On Tuesday, we spent the day talking all things CX at the virtual Customer Experience Conference.
As well as proudly sponsoring the event itself, our CEO Jaime Scott joined panellists from Sky, Deliveroo and Atom bank amongst others to discuss how the role of contact centre agents in CX is set to evolve over the next decade.
What effect has COVID had on customer expectations? How can new technology be leveraged effectively to provide a standout CX in an increasingly crowded market? How has the possibility of home working affected contact centre operations?
It would (unfortunately) be impossible to uncover every discussion we had at the conference – we met and talked to so many exciting, knowledgeable and passionate CX leaders over the course of the day.
Here are some of the top talking points that have stuck with us.
1. Customers only Tolerated a Reduced Level of CX Because of COVID…
…but this was very much a temporary reprieve rather than an indicator of further trends to come.
For many businesses, the first major lockdown announcement initiated a ‘raise the drawbridge approach to dealing with customer enquiries. In many ways, this was fair enough – you can’t provide effective advice if you and your teams don’t know what’s happening yourself.
As a result, many brands turned to self-service or automated bots to help customers find the answers that they were looking for. In many ways, CX suffered, but customers were willing to offer patience as they understood brands were dealing with unprecedented circumstances.

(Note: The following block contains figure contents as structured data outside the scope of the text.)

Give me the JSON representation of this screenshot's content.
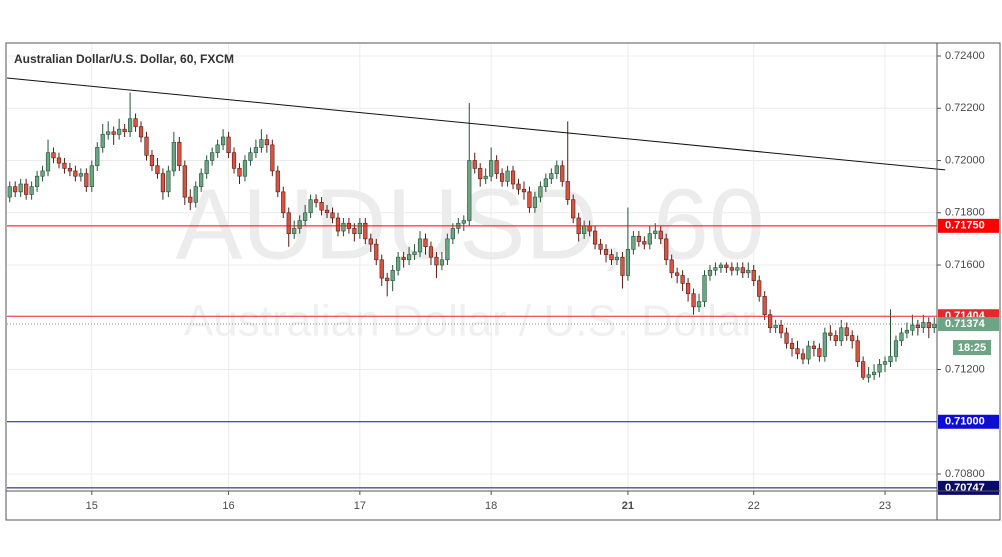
{
  "chart_data": {
    "type": "candlestick",
    "title": "Australian Dollar/U.S. Dollar, 60, FXCM",
    "watermark": "AUDUSD, 60",
    "watermark_subtitle": "Australian Dollar / U.S. Dollar",
    "up_color": "#6ba583",
    "up_border": "#225437",
    "down_color": "#d75442",
    "down_border": "#5b1a13",
    "ylim": [
      0.70735,
      0.72446
    ],
    "yticks": [
      {
        "value": 0.724,
        "label": "0.72400"
      },
      {
        "value": 0.722,
        "label": "0.72200"
      },
      {
        "value": 0.72,
        "label": "0.72000"
      },
      {
        "value": 0.718,
        "label": "0.71800"
      },
      {
        "value": 0.716,
        "label": "0.71600"
      },
      {
        "value": 0.712,
        "label": "0.71200"
      },
      {
        "value": 0.708,
        "label": "0.70800"
      }
    ],
    "grid": true,
    "levels": [
      {
        "value": 0.7175,
        "label": "0.71750",
        "color": "#ff0000"
      },
      {
        "value": 0.71404,
        "label": "0.71404",
        "color": "#e8272b"
      },
      {
        "value": 0.71,
        "label": "0.71000",
        "color": "#0d0dd4"
      },
      {
        "value": 0.70747,
        "label": "0.70747",
        "color": "#0a0a6e"
      }
    ],
    "last": {
      "value": 0.71374,
      "label": "0.71374",
      "timer": "18:25",
      "color": "#6ba583"
    },
    "trendline": {
      "x": [
        -0.5,
        171
      ],
      "values": [
        0.72316,
        0.71964
      ],
      "color": "#111111"
    },
    "categories": [
      null,
      null,
      null,
      null,
      null,
      null,
      null,
      null,
      null,
      null,
      null,
      null,
      null,
      null,
      null,
      "15",
      null,
      null,
      null,
      null,
      null,
      null,
      null,
      null,
      null,
      null,
      null,
      null,
      null,
      null,
      null,
      null,
      null,
      null,
      null,
      null,
      null,
      null,
      null,
      null,
      "16",
      null,
      null,
      null,
      null,
      null,
      null,
      null,
      null,
      null,
      null,
      null,
      null,
      null,
      null,
      null,
      null,
      null,
      null,
      null,
      null,
      null,
      null,
      null,
      "17",
      null,
      null,
      null,
      null,
      null,
      null,
      null,
      null,
      null,
      null,
      null,
      null,
      null,
      null,
      null,
      null,
      null,
      null,
      null,
      null,
      null,
      null,
      null,
      "18",
      null,
      null,
      null,
      null,
      null,
      null,
      null,
      null,
      null,
      null,
      null,
      null,
      null,
      null,
      null,
      null,
      null,
      null,
      null,
      null,
      null,
      null,
      null,
      null,
      "21",
      null,
      null,
      null,
      null,
      null,
      null,
      null,
      null,
      null,
      null,
      null,
      null,
      null,
      null,
      null,
      null,
      null,
      null,
      null,
      null,
      null,
      null,
      "22",
      null,
      null,
      null,
      null,
      null,
      null,
      null,
      null,
      null,
      null,
      null,
      null,
      null,
      null,
      null,
      null,
      null,
      null,
      null,
      null,
      null,
      null,
      null,
      "23",
      null,
      null,
      null,
      null,
      null,
      null,
      null,
      null,
      null
    ],
    "ohlc": [
      [
        0.7186,
        0.7192,
        0.7184,
        0.719
      ],
      [
        0.719,
        0.7192,
        0.7186,
        0.7188
      ],
      [
        0.7188,
        0.7193,
        0.7186,
        0.7191
      ],
      [
        0.7191,
        0.7193,
        0.7185,
        0.7187
      ],
      [
        0.7187,
        0.7192,
        0.7185,
        0.719
      ],
      [
        0.719,
        0.7196,
        0.7188,
        0.7194
      ],
      [
        0.7194,
        0.7198,
        0.7192,
        0.7196
      ],
      [
        0.7196,
        0.7208,
        0.7194,
        0.7203
      ],
      [
        0.7203,
        0.7205,
        0.7199,
        0.7201
      ],
      [
        0.7201,
        0.7203,
        0.7197,
        0.7199
      ],
      [
        0.7199,
        0.7201,
        0.7195,
        0.7197
      ],
      [
        0.7197,
        0.7199,
        0.7194,
        0.7196
      ],
      [
        0.7196,
        0.7198,
        0.7192,
        0.7194
      ],
      [
        0.7194,
        0.7197,
        0.7192,
        0.7195
      ],
      [
        0.7195,
        0.7197,
        0.7188,
        0.719
      ],
      [
        0.719,
        0.72,
        0.7188,
        0.7198
      ],
      [
        0.7198,
        0.7207,
        0.7196,
        0.7205
      ],
      [
        0.7205,
        0.7214,
        0.7203,
        0.721
      ],
      [
        0.721,
        0.7215,
        0.7208,
        0.7211
      ],
      [
        0.7211,
        0.7213,
        0.7206,
        0.721
      ],
      [
        0.721,
        0.7216,
        0.7208,
        0.7212
      ],
      [
        0.7212,
        0.7214,
        0.7209,
        0.7211
      ],
      [
        0.7211,
        0.7226,
        0.7209,
        0.7216
      ],
      [
        0.7216,
        0.7218,
        0.7211,
        0.7213
      ],
      [
        0.7213,
        0.7215,
        0.7207,
        0.7209
      ],
      [
        0.7209,
        0.7211,
        0.72,
        0.7202
      ],
      [
        0.7202,
        0.7204,
        0.7196,
        0.7198
      ],
      [
        0.7198,
        0.7201,
        0.7193,
        0.7195
      ],
      [
        0.7195,
        0.7197,
        0.7185,
        0.7188
      ],
      [
        0.7188,
        0.7198,
        0.7186,
        0.7196
      ],
      [
        0.7196,
        0.7211,
        0.7194,
        0.7207
      ],
      [
        0.7207,
        0.7209,
        0.7196,
        0.7198
      ],
      [
        0.7198,
        0.72,
        0.7183,
        0.7186
      ],
      [
        0.7186,
        0.7189,
        0.7181,
        0.7184
      ],
      [
        0.7184,
        0.7192,
        0.7182,
        0.719
      ],
      [
        0.719,
        0.7197,
        0.7188,
        0.7195
      ],
      [
        0.7195,
        0.7202,
        0.7193,
        0.72
      ],
      [
        0.72,
        0.7205,
        0.7198,
        0.7203
      ],
      [
        0.7203,
        0.7208,
        0.7201,
        0.7206
      ],
      [
        0.7206,
        0.7212,
        0.7204,
        0.7209
      ],
      [
        0.7209,
        0.7211,
        0.7201,
        0.7203
      ],
      [
        0.7203,
        0.7205,
        0.7195,
        0.7197
      ],
      [
        0.7197,
        0.7199,
        0.7191,
        0.7194
      ],
      [
        0.7194,
        0.7202,
        0.7192,
        0.72
      ],
      [
        0.72,
        0.7205,
        0.7198,
        0.7203
      ],
      [
        0.7203,
        0.7208,
        0.7201,
        0.7205
      ],
      [
        0.7205,
        0.7212,
        0.7203,
        0.7208
      ],
      [
        0.7208,
        0.721,
        0.7203,
        0.7206
      ],
      [
        0.7206,
        0.7208,
        0.7194,
        0.7196
      ],
      [
        0.7196,
        0.7198,
        0.7186,
        0.7188
      ],
      [
        0.7188,
        0.719,
        0.7178,
        0.718
      ],
      [
        0.718,
        0.7182,
        0.7167,
        0.7172
      ],
      [
        0.7172,
        0.7177,
        0.717,
        0.7174
      ],
      [
        0.7174,
        0.7179,
        0.7172,
        0.7177
      ],
      [
        0.7177,
        0.7183,
        0.7175,
        0.718
      ],
      [
        0.718,
        0.7187,
        0.7178,
        0.7185
      ],
      [
        0.7185,
        0.7187,
        0.7182,
        0.7184
      ],
      [
        0.7184,
        0.7186,
        0.7179,
        0.7181
      ],
      [
        0.7181,
        0.7183,
        0.7178,
        0.718
      ],
      [
        0.718,
        0.7182,
        0.7176,
        0.7178
      ],
      [
        0.7178,
        0.718,
        0.7171,
        0.7173
      ],
      [
        0.7173,
        0.7178,
        0.7171,
        0.7176
      ],
      [
        0.7176,
        0.7178,
        0.7172,
        0.7174
      ],
      [
        0.7174,
        0.7176,
        0.7169,
        0.7172
      ],
      [
        0.7172,
        0.7178,
        0.717,
        0.7176
      ],
      [
        0.7176,
        0.7178,
        0.7168,
        0.717
      ],
      [
        0.717,
        0.7172,
        0.7165,
        0.7168
      ],
      [
        0.7168,
        0.717,
        0.716,
        0.7162
      ],
      [
        0.7162,
        0.7164,
        0.7152,
        0.7155
      ],
      [
        0.7155,
        0.7157,
        0.7148,
        0.7154
      ],
      [
        0.7154,
        0.716,
        0.715,
        0.7158
      ],
      [
        0.7158,
        0.7165,
        0.7156,
        0.7163
      ],
      [
        0.7163,
        0.7165,
        0.7159,
        0.7162
      ],
      [
        0.7162,
        0.7167,
        0.716,
        0.7164
      ],
      [
        0.7164,
        0.7168,
        0.7162,
        0.7165
      ],
      [
        0.7165,
        0.7173,
        0.7163,
        0.717
      ],
      [
        0.717,
        0.7172,
        0.7164,
        0.7167
      ],
      [
        0.7167,
        0.7169,
        0.716,
        0.7163
      ],
      [
        0.7163,
        0.7165,
        0.7155,
        0.716
      ],
      [
        0.716,
        0.7165,
        0.7158,
        0.7162
      ],
      [
        0.7162,
        0.7172,
        0.716,
        0.717
      ],
      [
        0.717,
        0.7176,
        0.7168,
        0.7174
      ],
      [
        0.7174,
        0.7178,
        0.7172,
        0.7176
      ],
      [
        0.7176,
        0.7179,
        0.7173,
        0.7177
      ],
      [
        0.7177,
        0.7222,
        0.7175,
        0.72
      ],
      [
        0.72,
        0.7203,
        0.7195,
        0.7197
      ],
      [
        0.7197,
        0.7199,
        0.719,
        0.7193
      ],
      [
        0.7193,
        0.7197,
        0.7191,
        0.7194
      ],
      [
        0.7194,
        0.7205,
        0.7192,
        0.72
      ],
      [
        0.72,
        0.7202,
        0.7193,
        0.7195
      ],
      [
        0.7195,
        0.7197,
        0.719,
        0.7192
      ],
      [
        0.7192,
        0.7198,
        0.719,
        0.7196
      ],
      [
        0.7196,
        0.7198,
        0.7189,
        0.7191
      ],
      [
        0.7191,
        0.7193,
        0.7187,
        0.7189
      ],
      [
        0.7189,
        0.7192,
        0.7185,
        0.7188
      ],
      [
        0.7188,
        0.719,
        0.718,
        0.7182
      ],
      [
        0.7182,
        0.7188,
        0.718,
        0.7186
      ],
      [
        0.7186,
        0.7192,
        0.7184,
        0.719
      ],
      [
        0.719,
        0.7195,
        0.7188,
        0.7193
      ],
      [
        0.7193,
        0.7197,
        0.7191,
        0.7195
      ],
      [
        0.7195,
        0.72,
        0.7193,
        0.7198
      ],
      [
        0.7198,
        0.72,
        0.719,
        0.7192
      ],
      [
        0.7192,
        0.7215,
        0.7183,
        0.7185
      ],
      [
        0.7185,
        0.7187,
        0.7176,
        0.7178
      ],
      [
        0.7178,
        0.718,
        0.7169,
        0.7172
      ],
      [
        0.7172,
        0.7177,
        0.717,
        0.7175
      ],
      [
        0.7175,
        0.7177,
        0.7171,
        0.7173
      ],
      [
        0.7173,
        0.7175,
        0.7166,
        0.7168
      ],
      [
        0.7168,
        0.717,
        0.7164,
        0.7166
      ],
      [
        0.7166,
        0.7168,
        0.7161,
        0.7164
      ],
      [
        0.7164,
        0.7166,
        0.716,
        0.7162
      ],
      [
        0.7162,
        0.7165,
        0.716,
        0.7163
      ],
      [
        0.7163,
        0.7165,
        0.7151,
        0.7156
      ],
      [
        0.7156,
        0.7182,
        0.7154,
        0.7166
      ],
      [
        0.7166,
        0.7173,
        0.7164,
        0.7171
      ],
      [
        0.7171,
        0.7173,
        0.7167,
        0.7169
      ],
      [
        0.7169,
        0.7171,
        0.7166,
        0.7168
      ],
      [
        0.7168,
        0.7175,
        0.7166,
        0.7172
      ],
      [
        0.7172,
        0.7176,
        0.717,
        0.7173
      ],
      [
        0.7173,
        0.7175,
        0.7168,
        0.717
      ],
      [
        0.717,
        0.7172,
        0.716,
        0.7162
      ],
      [
        0.7162,
        0.7164,
        0.7155,
        0.7157
      ],
      [
        0.7157,
        0.7159,
        0.7153,
        0.7156
      ],
      [
        0.7156,
        0.7158,
        0.715,
        0.7153
      ],
      [
        0.7153,
        0.7155,
        0.7146,
        0.7149
      ],
      [
        0.7149,
        0.7151,
        0.7141,
        0.7144
      ],
      [
        0.7144,
        0.7149,
        0.7142,
        0.7146
      ],
      [
        0.7146,
        0.7158,
        0.7144,
        0.7156
      ],
      [
        0.7156,
        0.716,
        0.7154,
        0.7158
      ],
      [
        0.7158,
        0.7161,
        0.7156,
        0.7159
      ],
      [
        0.7159,
        0.7161,
        0.7157,
        0.716
      ],
      [
        0.716,
        0.7161,
        0.7157,
        0.7159
      ],
      [
        0.7159,
        0.7161,
        0.7156,
        0.7158
      ],
      [
        0.7158,
        0.7161,
        0.7156,
        0.7159
      ],
      [
        0.7159,
        0.7161,
        0.7155,
        0.7157
      ],
      [
        0.7157,
        0.7161,
        0.7155,
        0.7158
      ],
      [
        0.7158,
        0.716,
        0.7152,
        0.7154
      ],
      [
        0.7154,
        0.7156,
        0.7146,
        0.7148
      ],
      [
        0.7148,
        0.715,
        0.7139,
        0.7141
      ],
      [
        0.7141,
        0.7143,
        0.7134,
        0.7136
      ],
      [
        0.7136,
        0.7139,
        0.7134,
        0.7137
      ],
      [
        0.7137,
        0.7139,
        0.7132,
        0.7134
      ],
      [
        0.7134,
        0.7136,
        0.7128,
        0.713
      ],
      [
        0.713,
        0.7132,
        0.7125,
        0.7128
      ],
      [
        0.7128,
        0.7131,
        0.7124,
        0.7126
      ],
      [
        0.7126,
        0.7128,
        0.7122,
        0.7124
      ],
      [
        0.7124,
        0.7131,
        0.7122,
        0.7129
      ],
      [
        0.7129,
        0.7131,
        0.7125,
        0.7128
      ],
      [
        0.7128,
        0.713,
        0.7123,
        0.7125
      ],
      [
        0.7125,
        0.7136,
        0.7123,
        0.7134
      ],
      [
        0.7134,
        0.7137,
        0.7131,
        0.7133
      ],
      [
        0.7133,
        0.7135,
        0.7129,
        0.7131
      ],
      [
        0.7131,
        0.7139,
        0.7129,
        0.7136
      ],
      [
        0.7136,
        0.7138,
        0.7131,
        0.7133
      ],
      [
        0.7133,
        0.7135,
        0.7128,
        0.7131
      ],
      [
        0.7131,
        0.7133,
        0.7121,
        0.7123
      ],
      [
        0.7123,
        0.7125,
        0.7116,
        0.7117
      ],
      [
        0.7117,
        0.7121,
        0.7115,
        0.7118
      ],
      [
        0.7118,
        0.7122,
        0.7116,
        0.7119
      ],
      [
        0.7119,
        0.7124,
        0.7117,
        0.7122
      ],
      [
        0.7122,
        0.7125,
        0.7119,
        0.7123
      ],
      [
        0.7123,
        0.7143,
        0.7121,
        0.7125
      ],
      [
        0.7125,
        0.7133,
        0.7123,
        0.7131
      ],
      [
        0.7131,
        0.7136,
        0.7129,
        0.7134
      ],
      [
        0.7134,
        0.7138,
        0.7132,
        0.7135
      ],
      [
        0.7135,
        0.7141,
        0.7133,
        0.7137
      ],
      [
        0.7137,
        0.7139,
        0.7133,
        0.7136
      ],
      [
        0.7136,
        0.7141,
        0.7134,
        0.7138
      ],
      [
        0.7138,
        0.714,
        0.7132,
        0.7136
      ],
      [
        0.7136,
        0.714,
        0.7134,
        0.71374
      ]
    ]
  }
}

We were interested to hear Charlotte May, Group Head of Customer Research at Legal and General, detail how this was a temporary situation. Increasingly, customers aren’t accepting confusion over COVID measures as a reason for poor CX.
Human Interaction in An Era of Remote Work
At EvaluAgent, we’re finding that contact centres are waking up to the competitive advantage that well trained, empathetic human agents offer.

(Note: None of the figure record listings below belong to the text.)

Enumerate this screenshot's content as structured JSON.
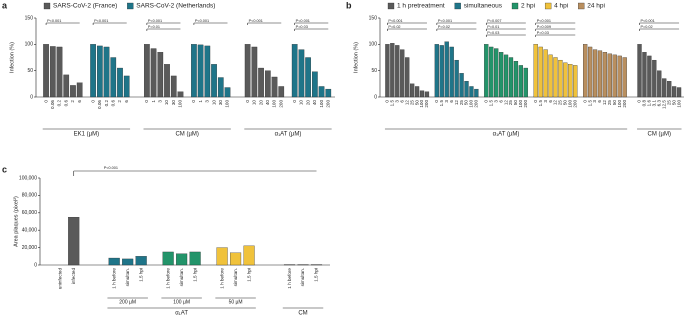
{
  "chart_data": [
    {
      "type": "grouped-bar",
      "panel": "a",
      "ylabel": "Infection (%)",
      "ylim": [
        0,
        150
      ],
      "yticks": [
        0,
        50,
        100,
        150
      ],
      "legend": [
        {
          "name": "SARS-CoV-2 (France)",
          "color": "#5a5a5a"
        },
        {
          "name": "SARS-CoV-2 (Netherlands)",
          "color": "#1f7589"
        }
      ],
      "groups": [
        {
          "label": "EK1 (µM)",
          "sets": [
            {
              "color": "#5a5a5a",
              "categories": [
                "0",
                "0.06",
                "0.2",
                "0.6",
                "2",
                "6"
              ],
              "values": [
                100,
                96,
                95,
                42,
                22,
                27
              ],
              "pvalues": [
                "P<0.001"
              ]
            },
            {
              "color": "#1f7589",
              "categories": [
                "0",
                "0.06",
                "0.2",
                "0.6",
                "2",
                "6"
              ],
              "values": [
                100,
                97,
                95,
                75,
                55,
                40
              ],
              "pvalues": [
                "P<0.001"
              ]
            }
          ]
        },
        {
          "label": "CM (µM)",
          "sets": [
            {
              "color": "#5a5a5a",
              "categories": [
                "0",
                "1",
                "3",
                "10",
                "30",
                "100"
              ],
              "values": [
                100,
                92,
                85,
                62,
                40,
                10
              ],
              "pvalues": [
                "P<0.001",
                "P=0.01"
              ]
            },
            {
              "color": "#1f7589",
              "categories": [
                "0",
                "1",
                "3",
                "10",
                "30",
                "100"
              ],
              "values": [
                100,
                99,
                97,
                62,
                37,
                18
              ],
              "pvalues": [
                "P<0.001"
              ]
            }
          ]
        },
        {
          "label": "α₁AT (µM)",
          "sets": [
            {
              "color": "#5a5a5a",
              "categories": [
                "0",
                "10",
                "20",
                "40",
                "100",
                "200"
              ],
              "values": [
                100,
                95,
                55,
                50,
                38,
                20
              ],
              "pvalues": [
                "P<0.001"
              ]
            },
            {
              "color": "#1f7589",
              "categories": [
                "0",
                "10",
                "20",
                "40",
                "100",
                "200"
              ],
              "values": [
                100,
                90,
                75,
                48,
                20,
                15
              ],
              "pvalues": [
                "P<0.001",
                "P=0.03"
              ]
            }
          ]
        }
      ]
    },
    {
      "type": "grouped-bar",
      "panel": "b",
      "ylabel": "Infection (%)",
      "ylim": [
        0,
        150
      ],
      "yticks": [
        0,
        50,
        100,
        150
      ],
      "legend": [
        {
          "name": "1 h pretreatment",
          "color": "#5a5a5a"
        },
        {
          "name": "simultaneous",
          "color": "#1f7589"
        },
        {
          "name": "2 hpi",
          "color": "#23946a"
        },
        {
          "name": "4 hpi",
          "color": "#f0c23b"
        },
        {
          "name": "24 hpi",
          "color": "#b98f5f"
        }
      ],
      "groups": [
        {
          "label": "α₁AT (µM)",
          "sets": [
            {
              "color": "#5a5a5a",
              "categories": [
                "0",
                "1.5",
                "3",
                "6",
                "12",
                "25",
                "50",
                "100",
                "200"
              ],
              "values": [
                100,
                102,
                98,
                90,
                75,
                25,
                20,
                12,
                10
              ],
              "pvalues": [
                "P<0.001",
                "P=0.02"
              ]
            },
            {
              "color": "#1f7589",
              "categories": [
                "0",
                "1.5",
                "3",
                "6",
                "12",
                "25",
                "50",
                "100",
                "200"
              ],
              "values": [
                100,
                98,
                105,
                95,
                70,
                45,
                30,
                20,
                15
              ],
              "pvalues": [
                "P<0.001",
                "P=0.02"
              ]
            },
            {
              "color": "#23946a",
              "categories": [
                "0",
                "1.5",
                "3",
                "6",
                "12",
                "25",
                "50",
                "100",
                "200"
              ],
              "values": [
                100,
                95,
                92,
                85,
                80,
                75,
                68,
                60,
                55
              ],
              "pvalues": [
                "P=0.007",
                "P=0.01",
                "P=0.03"
              ]
            },
            {
              "color": "#f0c23b",
              "categories": [
                "0",
                "1.5",
                "3",
                "6",
                "12",
                "25",
                "50",
                "100",
                "200"
              ],
              "values": [
                100,
                95,
                90,
                80,
                75,
                70,
                65,
                62,
                60
              ],
              "pvalues": [
                "P<0.001",
                "P=0.009",
                "P=0.03"
              ]
            },
            {
              "color": "#b98f5f",
              "categories": [
                "0",
                "1.5",
                "3",
                "6",
                "12",
                "25",
                "50",
                "100",
                "200"
              ],
              "values": [
                100,
                95,
                90,
                88,
                85,
                82,
                80,
                78,
                75
              ]
            }
          ]
        },
        {
          "label": "CM (µM)",
          "sets": [
            {
              "color": "#5a5a5a",
              "categories": [
                "0",
                "0.8",
                "1.6",
                "3.1",
                "6.3",
                "12.5",
                "25",
                "50",
                "100"
              ],
              "values": [
                100,
                85,
                78,
                70,
                50,
                35,
                30,
                20,
                18
              ],
              "pvalues": [
                "P<0.001",
                "P=0.02"
              ]
            }
          ]
        }
      ]
    },
    {
      "type": "grouped-bar",
      "panel": "c",
      "ylabel": "Area plaques (pixel²)",
      "ylim": [
        0,
        100000
      ],
      "yticks": [
        0,
        {
          "value": 20000,
          "label": "20,000"
        },
        {
          "value": 40000,
          "label": "40,000"
        },
        {
          "value": 60000,
          "label": "60,000"
        },
        {
          "value": 80000,
          "label": "80,000"
        },
        {
          "value": 100000,
          "label": "100,000"
        }
      ],
      "pvalues": [
        "P<0.001"
      ],
      "groups": [
        {
          "sets": [
            {
              "color": "#5a5a5a",
              "categories": [
                "uninfected",
                "infected"
              ],
              "values": [
                0,
                55000
              ]
            }
          ]
        },
        {
          "label": "α₁AT",
          "sets": [
            {
              "label": "200 µM",
              "color": "#1f7589",
              "categories": [
                "1 h before",
                "simultan.",
                "1.5 hpi"
              ],
              "values": [
                8000,
                7000,
                10000
              ]
            },
            {
              "label": "100 µM",
              "color": "#23946a",
              "categories": [
                "1 h before",
                "simultan.",
                "1.5 hpi"
              ],
              "values": [
                15000,
                13000,
                15000
              ]
            },
            {
              "label": "50 µM",
              "color": "#f0c23b",
              "categories": [
                "1 h before",
                "simultan.",
                "1.5 hpi"
              ],
              "values": [
                20000,
                14000,
                22000
              ]
            }
          ]
        },
        {
          "label": "CM",
          "sets": [
            {
              "color": "#5a5a5a",
              "categories": [
                "1 h before",
                "simultan.",
                "1.5 hpi"
              ],
              "values": [
                500,
                500,
                500
              ]
            }
          ]
        }
      ]
    }
  ]
}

Despite the benefits automated support offers, customers still crave that personal, human interaction from their experiences with brands. As remote work looks set to play a part in the workplace for the long term, in some form or other, we wonder whether this demand for human connection will be strengthened even further.
In this case, having approachable, competent and engaged agents – and the QA and training processes to create them – will be one of the main ways brands can compete effectively on CX.
2. Contact Centres Will Need to Adapt to Remote Working
It’s how you manage that contact centre in today’s ‘new normal’ that could make or break your ability to provide a great CX.
We were encouraged to see that many delegates, including PayPal’s EMEA VP of Customer Solutions Annette Hickey, felt positive about the future of contact centres in their organisations. There was also an acknowledgement that some form of remote work was here to stay, and that it was important that contact centres planned around this.
To be clear, there are business risks associated with home working – productivity concerns, for example, or worries about maintaining compliance and protecting customer data. Equally, the cost savings are tempting from an operational point of view, and offering flexible working could make you more attractive to top applicants.
So, how do you manage these risks and get the most from remote or semi-remote teams of agents?
It’s all about having the right procedures in place, and the right technology to support them. Offering targeted remote coaching or sharing agent successes via Slack or Teams, for example, are quick wins in terms of maintaining employee engagement, building team spirit and motivating agents to keep providing empathetic, human interactions with customers.
To do this, you’ll need QA processes that can identify top performers, provide feedback in real time and make previous feedback accessible, so that agents are motivated to improve. Whilst you can use automated QA processes like text and voice analysis to facilitate this, it’s a people-centred approach to feedback, coaching and training that will make all the difference here.
3. How Organisations View QA Is Changing
As CX becomes a key metric on which brands aim to compete, QA is set to be a driving force of performance improvement. To build and maintain a workforce of empathetic, high-performing agents, accurate people-centred QA practices are a must. Senior contact centre managers and boardroom execs alike are turning towards QA to provide real-time, actionable feedback to agents, and in-depth performance insights at board level.
We are seeing brands expand their QA function to measure and improve end-to-end customer experiences rather than just individual customer interactions. This ensures QA evaluates both customer engagement across the journey and the back-office fulfilment activity required to make this happen.
As more companies expand their focus from ‘customer service’ or ‘customer support’ to a more holistic focus on end-to-end CX, we expect more brands to follow suit if they want to compete.